Short Pattern.

This gun, which has as yet been unequalled as a mitrailleuse, finds a place in the armament of nearly all the navies of the world. Hitherto the object of the gun in naval use has been simply to aid the small-arm fire whenever the latter was made necessary, but at present it is the design to increase the calibre of the gun so as to enable it to fire projectiles of two or more pounds. What modifications will be required in the present type of gun are not as yet known; but although the Gatling and Hotchkiss guns are both American inventions, they must not in their present stages of development be considered as rivals. The Gatling is as a rule confined to the use of small-arm ammunition; on the other hand, the Hotchkiss is to be in reality classed with boat-guns.

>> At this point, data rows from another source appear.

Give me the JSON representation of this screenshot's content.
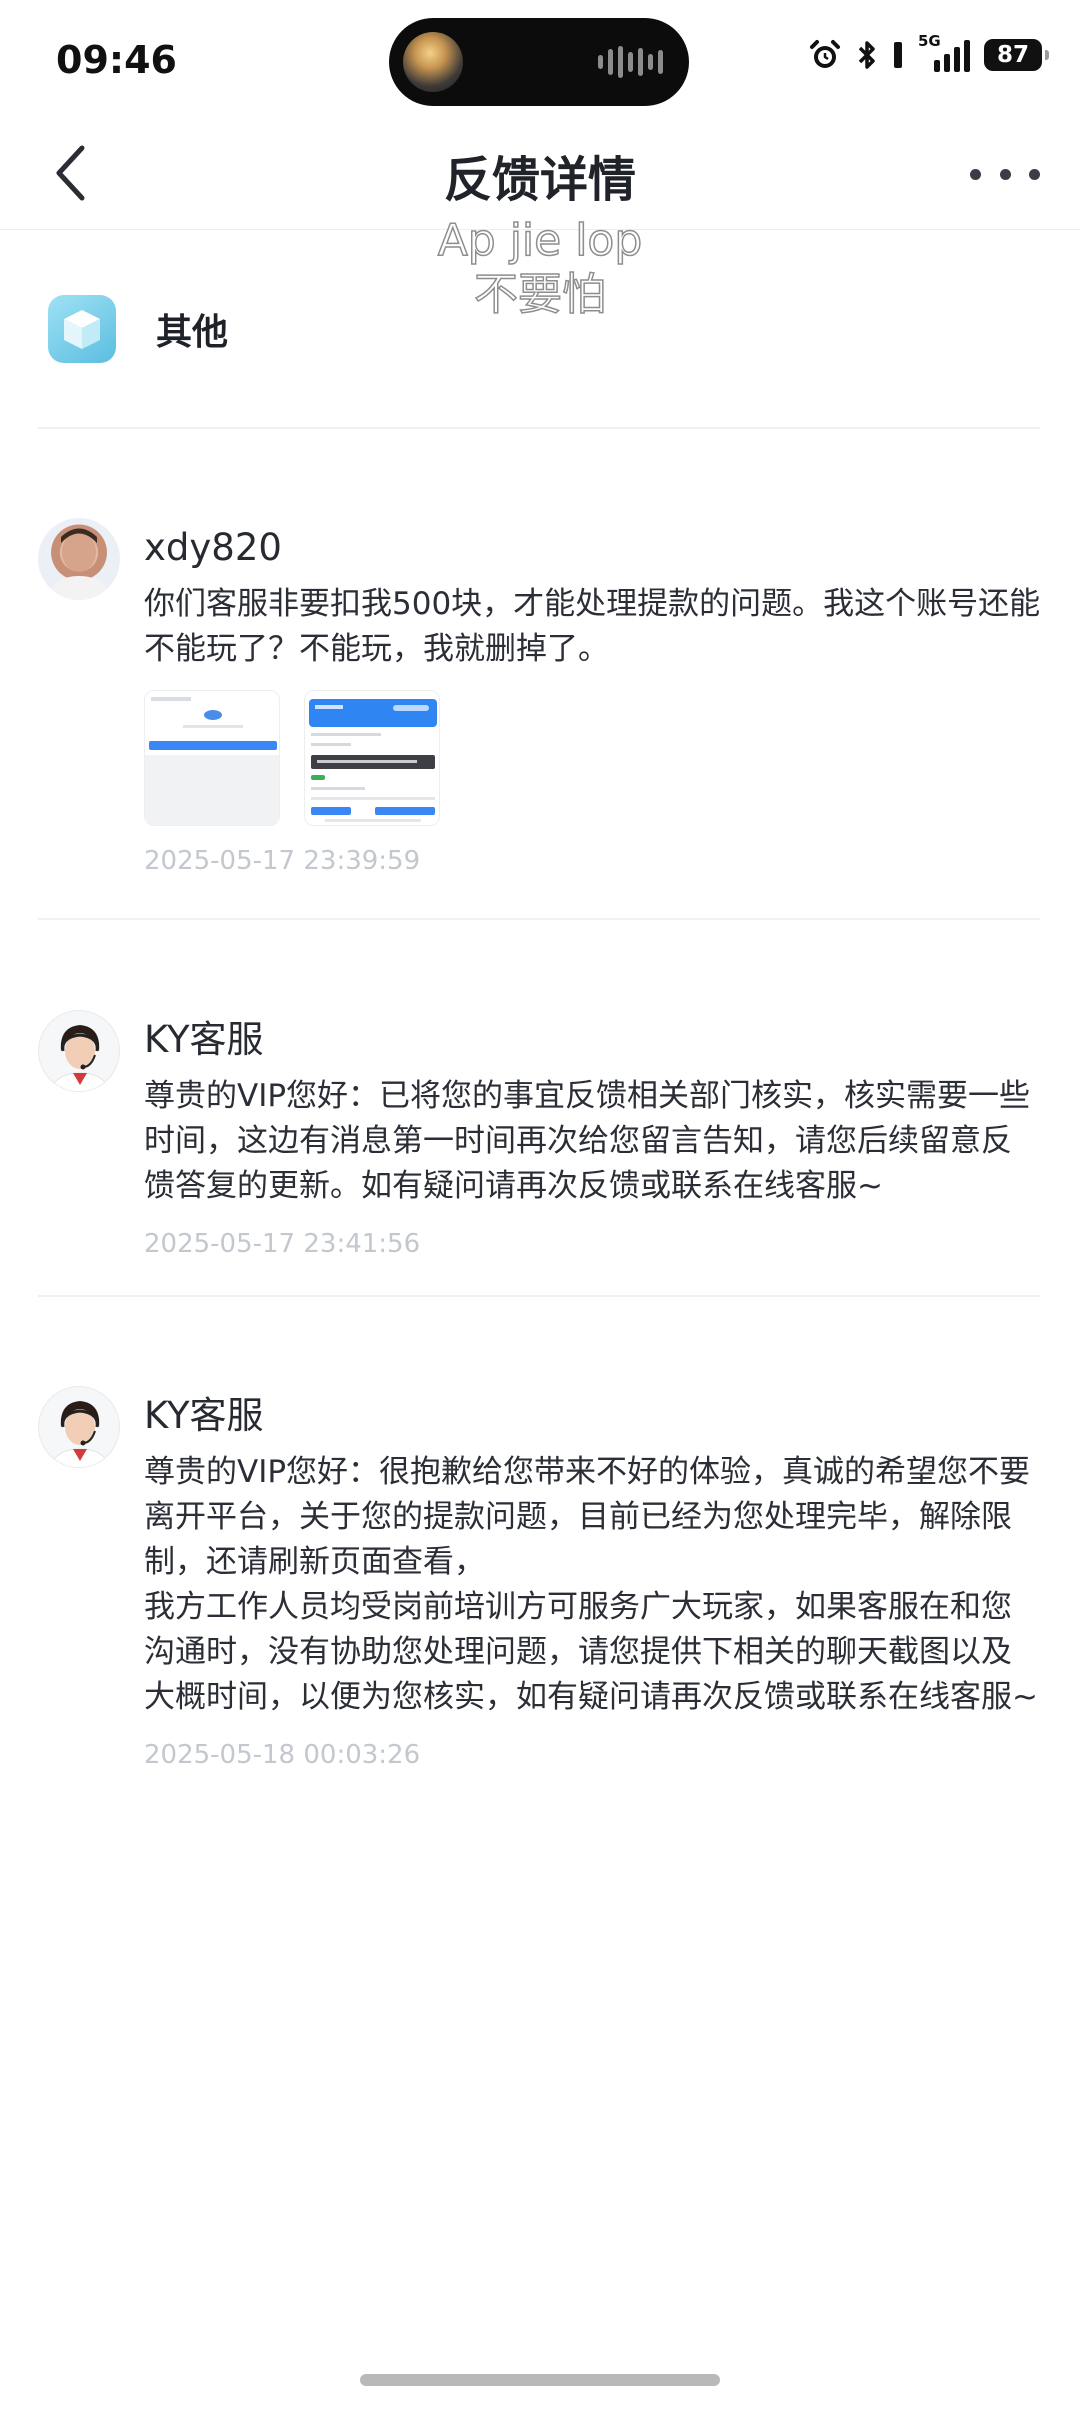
{
  "status_bar": {
    "time": "09:46",
    "network": "5G",
    "battery": "87"
  },
  "header": {
    "title": "反馈详情"
  },
  "watermark": {
    "line1": "Ap jie lop",
    "line2": "不要怕"
  },
  "category": {
    "label": "其他"
  },
  "messages": [
    {
      "sender": "xdy820",
      "text": "你们客服非要扣我500块，才能处理提款的问题。我这个账号还能不能玩了？不能玩，我就删掉了。",
      "time": "2025-05-17 23:39:59",
      "attachments": [
        "screenshot-1",
        "screenshot-2"
      ]
    },
    {
      "sender": "KY客服",
      "text": "尊贵的VIP您好：已将您的事宜反馈相关部门核实，核实需要一些时间，这边有消息第一时间再次给您留言告知，请您后续留意反馈答复的更新。如有疑问请再次反馈或联系在线客服~",
      "time": "2025-05-17 23:41:56"
    },
    {
      "sender": "KY客服",
      "text": "尊贵的VIP您好：很抱歉给您带来不好的体验，真诚的希望您不要离开平台，关于您的提款问题，目前已经为您处理完毕，解除限制，还请刷新页面查看，\n我方工作人员均受岗前培训方可服务广大玩家，如果客服在和您沟通时，没有协助您处理问题，请您提供下相关的聊天截图以及大概时间，以便为您核实，如有疑问请再次反馈或联系在线客服~",
      "time": "2025-05-18 00:03:26"
    }
  ]
}
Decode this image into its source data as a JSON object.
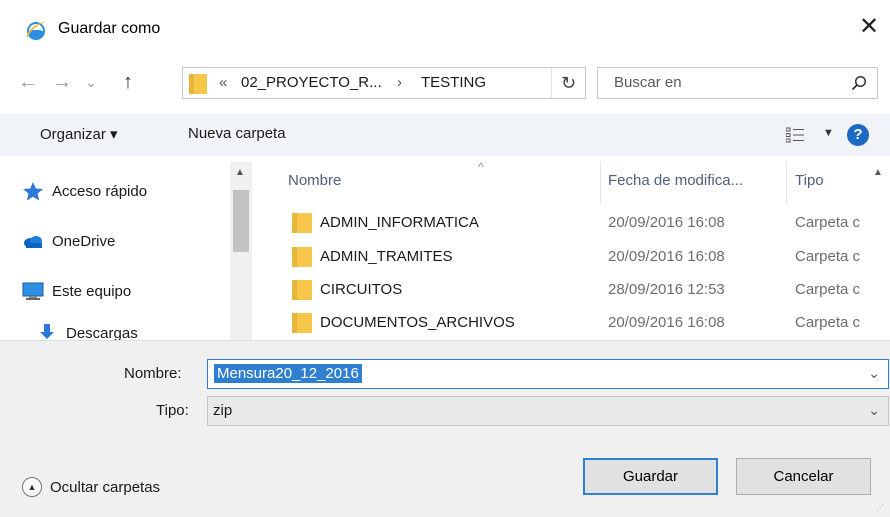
{
  "window": {
    "title": "Guardar como",
    "close_label": "✕"
  },
  "nav": {
    "back_label": "←",
    "forward_label": "→",
    "recent_label": "⌄",
    "up_label": "↑",
    "breadcrumb_overflow": "«",
    "breadcrumb_parent": "02_PROYECTO_R...",
    "breadcrumb_sep": "›",
    "breadcrumb_current": "TESTING",
    "refresh_label": "↻",
    "search_placeholder": "Buscar en"
  },
  "toolbar": {
    "organize_label": "Organizar ▾",
    "new_folder_label": "Nueva carpeta",
    "view_caret": "▼",
    "help_label": "?"
  },
  "sidebar": {
    "items": [
      {
        "label": "Acceso rápido",
        "icon": "star-icon"
      },
      {
        "label": "OneDrive",
        "icon": "cloud-icon"
      },
      {
        "label": "Este equipo",
        "icon": "computer-icon"
      },
      {
        "label": "Descargas",
        "icon": "download-icon"
      }
    ]
  },
  "filelist": {
    "columns": {
      "name": "Nombre",
      "date": "Fecha de modifica...",
      "type": "Tipo"
    },
    "rows": [
      {
        "name": "ADMIN_INFORMATICA",
        "date": "20/09/2016 16:08",
        "type": "Carpeta c"
      },
      {
        "name": "ADMIN_TRAMITES",
        "date": "20/09/2016 16:08",
        "type": "Carpeta c"
      },
      {
        "name": "CIRCUITOS",
        "date": "28/09/2016 12:53",
        "type": "Carpeta c"
      },
      {
        "name": "DOCUMENTOS_ARCHIVOS",
        "date": "20/09/2016 16:08",
        "type": "Carpeta c"
      }
    ]
  },
  "form": {
    "name_label": "Nombre:",
    "name_value": "Mensura20_12_2016",
    "type_label": "Tipo:",
    "type_value": "zip",
    "dropdown_glyph": "⌄"
  },
  "footer": {
    "hide_folders_label": "Ocultar carpetas",
    "save_label": "Guardar",
    "cancel_label": "Cancelar"
  },
  "colors": {
    "accent": "#2f7fd1",
    "folder": "#f5c64a",
    "toolbar_bg": "#f0f3f8",
    "bottom_bg": "#f0f0f0"
  }
}
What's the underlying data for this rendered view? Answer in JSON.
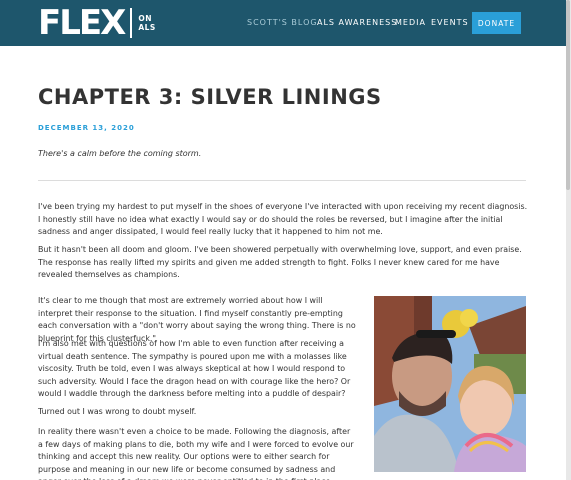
{
  "header": {
    "logo_text": "FLEX",
    "logo_on": "ON",
    "logo_als": "ALS",
    "nav": [
      {
        "label": "SCOTT'S BLOG",
        "active": true
      },
      {
        "label": "ALS AWARENESS",
        "active": false
      },
      {
        "label": "MEDIA",
        "active": false
      },
      {
        "label": "EVENTS",
        "active": false
      }
    ],
    "donate_label": "DONATE"
  },
  "post": {
    "title": "CHAPTER 3: SILVER LININGS",
    "date": "DECEMBER 13, 2020",
    "subtitle": "There's a calm before the coming storm.",
    "paragraphs": [
      "I've been trying my hardest to put myself in the shoes of everyone I've interacted with upon receiving my recent diagnosis. I honestly still have no idea what exactly I would say or do should the roles be reversed, but I imagine after the initial sadness and anger dissipated, I would feel really lucky that it happened to him not me.",
      "But it hasn't been all doom and gloom. I've been showered perpetually with overwhelming love, support, and even praise. The response has really lifted my spirits and given me added strength to fight. Folks I never knew cared for me have revealed themselves as champions.",
      "It's clear to me though that most are extremely worried about how I will interpret their response to the situation. I find myself constantly pre-empting each conversation with a \"don't worry about saying the wrong thing. There is no blueprint for this clusterfuck.\"",
      "I'm also met with questions of how I'm able to even function after receiving a virtual death sentence. The sympathy is poured upon me with a molasses like viscosity. Truth be told, even I was always skeptical at how I would respond to such adversity. Would I face the dragon head on with courage like the hero? Or would I waddle through the darkness before melting into a puddle of despair?",
      "Turned out I was wrong to doubt myself.",
      "In reality there wasn't even a choice to be made. Following the diagnosis, after a few days of making plans to die, both my wife and I were forced to evolve our thinking and accept this new reality. Our options were to either search for purpose and meaning in our new life or become consumed by sadness and anger over the loss of a dream we were never entitled to in the first place. Fortunately, I knew I wasn't likely to die"
    ]
  },
  "colors": {
    "header_bg": "#1e566c",
    "accent": "#2a9fd8"
  }
}
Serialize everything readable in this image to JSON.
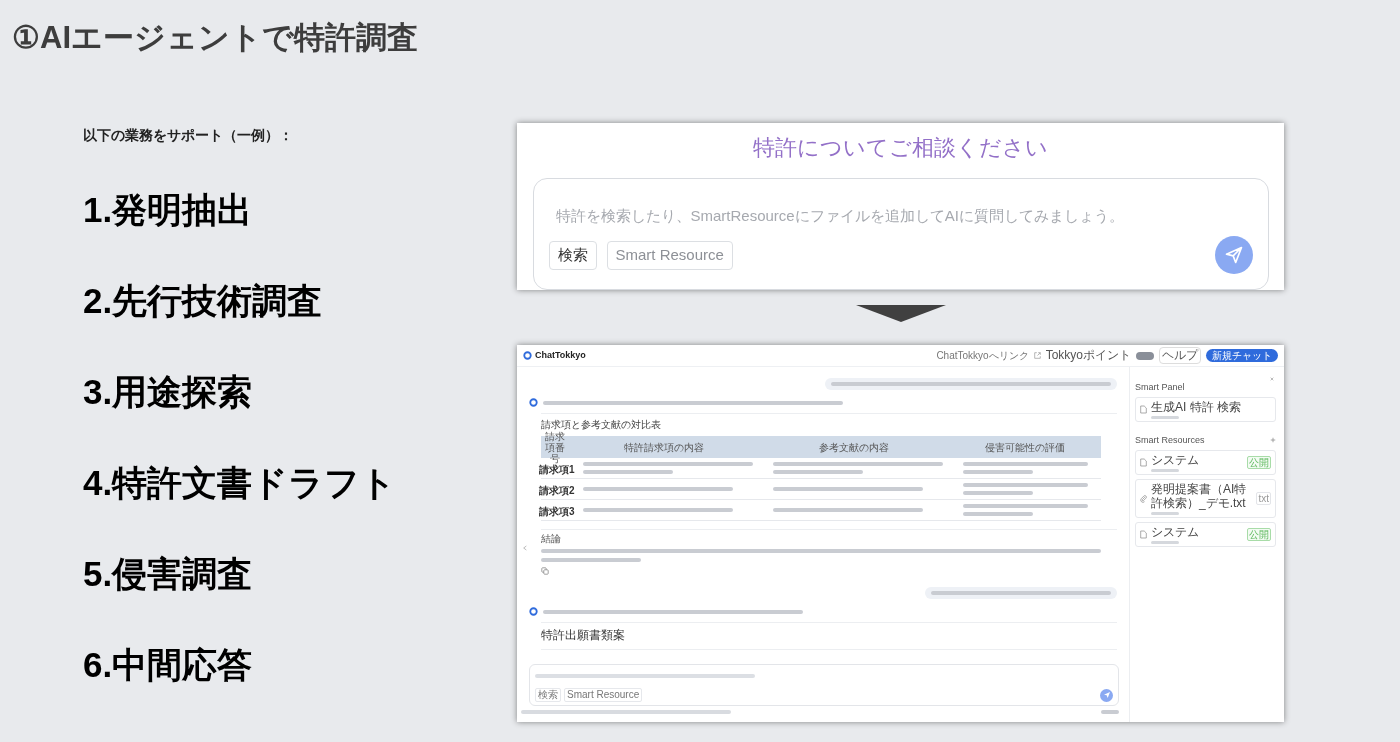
{
  "slide": {
    "title": "①AIエージェントで特許調査",
    "intro": "以下の業務をサポート（一例）：",
    "tasks": [
      "1.発明抽出",
      "2.先行技術調査",
      "3.用途探索",
      "4.特許文書ドラフト",
      "5.侵害調査",
      "6.中間応答"
    ]
  },
  "start_screen": {
    "heading": "特許についてご相談ください",
    "input": {
      "placeholder": "特許を検索したり、SmartResourceにファイルを追加してAIに質問してみましょう。"
    },
    "buttons": [
      "検索",
      "Smart Resource"
    ]
  },
  "chat_screen": {
    "app_name": "ChatTokkyo",
    "header_links": [
      "ChatTokkyoへリンク",
      "Tokkyoポイント",
      "ヘルプ"
    ],
    "new_chat_button": "新規チャット",
    "comparison": {
      "heading": "請求項と参考文献の対比表",
      "columns": [
        "請求項番号",
        "特許請求項の内容",
        "参考文献の内容",
        "侵害可能性の評価"
      ],
      "rows": [
        {
          "claim": "請求項1"
        },
        {
          "claim": "請求項2"
        },
        {
          "claim": "請求項3"
        }
      ]
    },
    "conclusion": {
      "heading": "結論"
    },
    "draft": {
      "heading": "特許出願書類案"
    },
    "input": {
      "buttons": [
        "検索",
        "Smart Resource"
      ]
    },
    "side_panel": {
      "title": "Smart Panel",
      "panel_item": "生成AI 特許 検索",
      "resources_title": "Smart Resources",
      "resources": [
        {
          "kind": "patent",
          "name": "システム",
          "badge": "公開"
        },
        {
          "kind": "file",
          "name": "発明提案書（AI特許検索）_デモ.txt",
          "badge": "txt"
        },
        {
          "kind": "patent",
          "name": "システム",
          "badge": "公開"
        }
      ]
    }
  }
}
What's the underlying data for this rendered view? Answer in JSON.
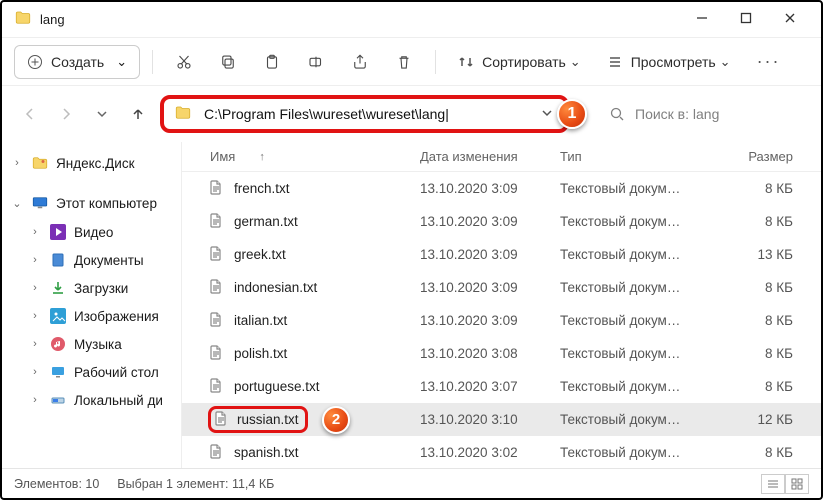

Lock, Extractor, and Breech-Cover.

Breech Mechanism.

Chamber.

The Gatling has ten barrels grouped about a central axis. Each barrel is provided with its own separate lock and extractor, retracted by a cam, the barrels being each fired as it comes to a certain point. The speed of firing can be carried as high as between 400 and 500 cartridges a minute without much forcing. There are two patterns of this gun, known respectively as the long and the short gun, the latter being designed especially for use in ships’ tops, while the former is used in landing and long-range firing. The cartridges are fed to the gun in tin cases holding 40 each, and which are rapidly put in position and changed so that there is no especial time lost in removing one case and shipping another. In case that one barrel should become fouled or a lock be broken, the lock can be extracted very quickly and so no hindrance is offered to the working of the mechanism, as cartridges dropping into the faulty chamber are carried around and dropped out without being fired. Notwithstanding the great rapidity of the fire there is no danger of the barrels becoming too much over-heated, and the great difficulty experienced in most guns of the mitrailleuse pattern of sticking and refusing to work, through the expansion of the barrels and mechanism due to the heat of rapid firing, is either fully avoided or compensated in the Gatling.